Day is not over, because once come home and after a nap, you go to the cinema to see the poster Chelsea-Arsenal, English football. The room is packed, the seats are full to add, and we're sitting in a bay. The game is good and the atmosphere incredible. Everyone screams, claps, marvel. Decidedly, the town of Mbale does not leave us indifferent. I will not say not that I c. .. Mbale

The next step is the city of Kumi, or it moves into the chic Hotel Green Top. You take a boda-boda to the village of Nyero, or there are other prehistoric paintings. The place is less savage's Kakoro. That arrow, and one is greeted by a few people. Not very pleasant to negotiate informally the price of a guided tour. We accept and 6000 shillings. Once the issue settled by cons is awesome and we laugh a lot. The tribe that lives here is from Ethiopia. After going down the Blue Nile and Khartoum until the current goes up the White Nile, the people settled on plates in North Nyero. One party decides to go Near the rocks live, another to remain on the board. Dispute, which remains today a certain animosity and funny name: the old tired man in the North, and those who are already dead near the rocks.

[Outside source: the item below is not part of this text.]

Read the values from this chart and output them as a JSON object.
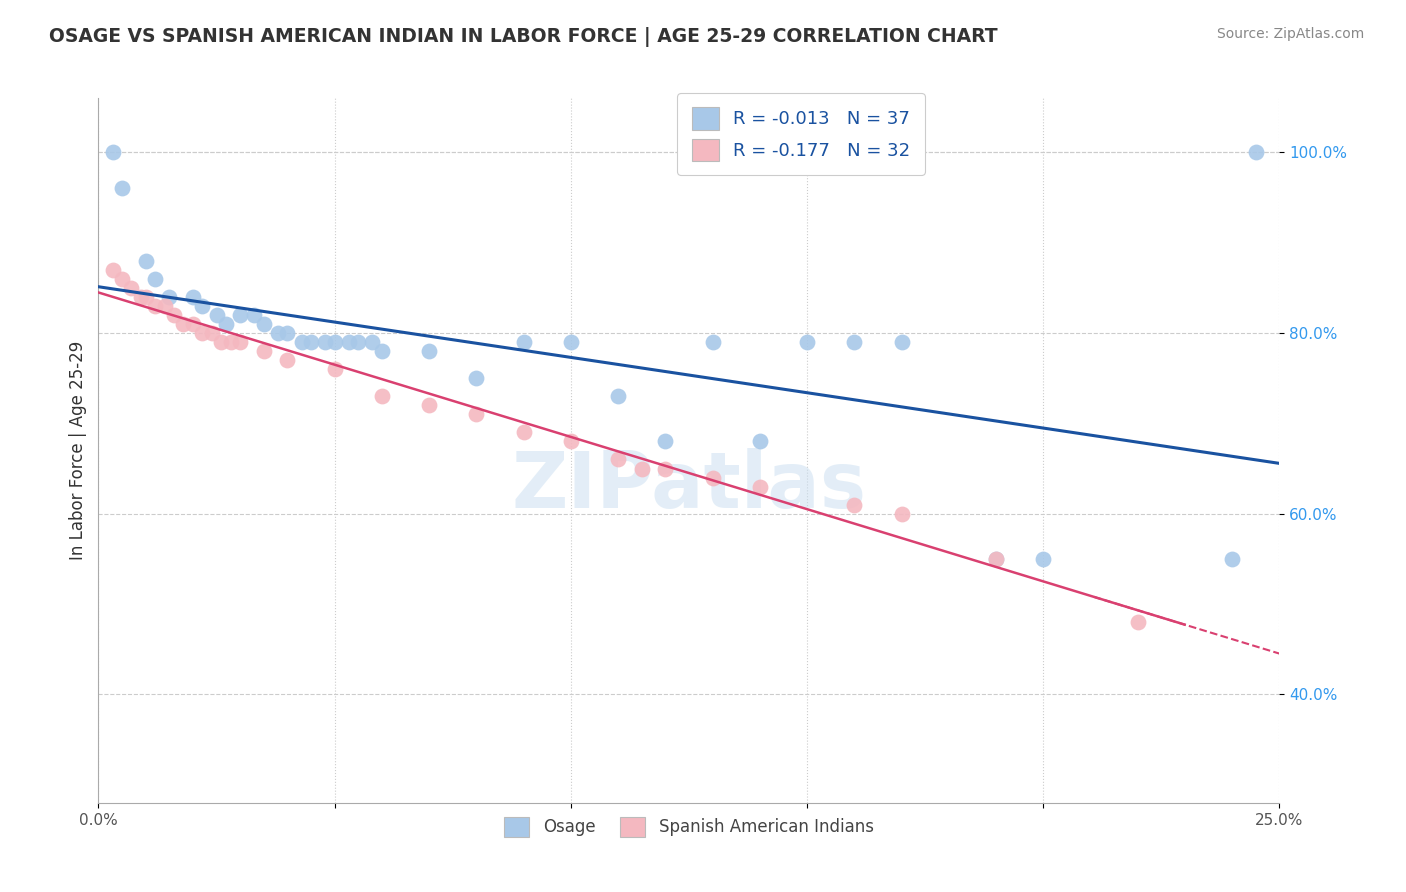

The paintings are on three sites together. We see the sun god (concentric circles), canoes, a skeleton of a crocodile, scales of a man and a woman. The third site is a cool shelter under a big rock. We admire the view and chat and much more. As often happens in Africa, they are asking for help, but this time not just money. They are happy to know that we will speak of them on the blog. They would also European investors mount a hotel, and then they could formalize the guided tours. It must be said that the state has confiscated their land to protect the premises, but without paying compensation or develop the site. They do not like the Koreans and the Indians, already established in the region, with which human relationships are difficult. They mock the Muslims, they called Zinga-Zinga, ie "bearded-bearded".

On the way one of them, Otim, shows us his school. It was founded 4 years ago and she already has 4 classes. It is built right next to the university that Koreans have financed. Again, he asked for help. When told that he must find the means to happen, he says the only problem is the construction of buildings, the rest he finances. Small site visit, then register in the guestbook. It goes in part with the "school truck" because it is not a bus, but a truck that transports pupils, then boda-boda. New magical day. Then we make the journey to come to Gulu, and here we are, we had a rest last day in Uganda, before heading to Juba, Sudan, tomorrow matinb. Gulu is a bit of a border town, though still has 100km of Sudan. Above the shops and p [ace much notable. We put the ends tomorrow, and we do not know how the internet will work in Sudan, so do not worry if it takes a moment to post the next text.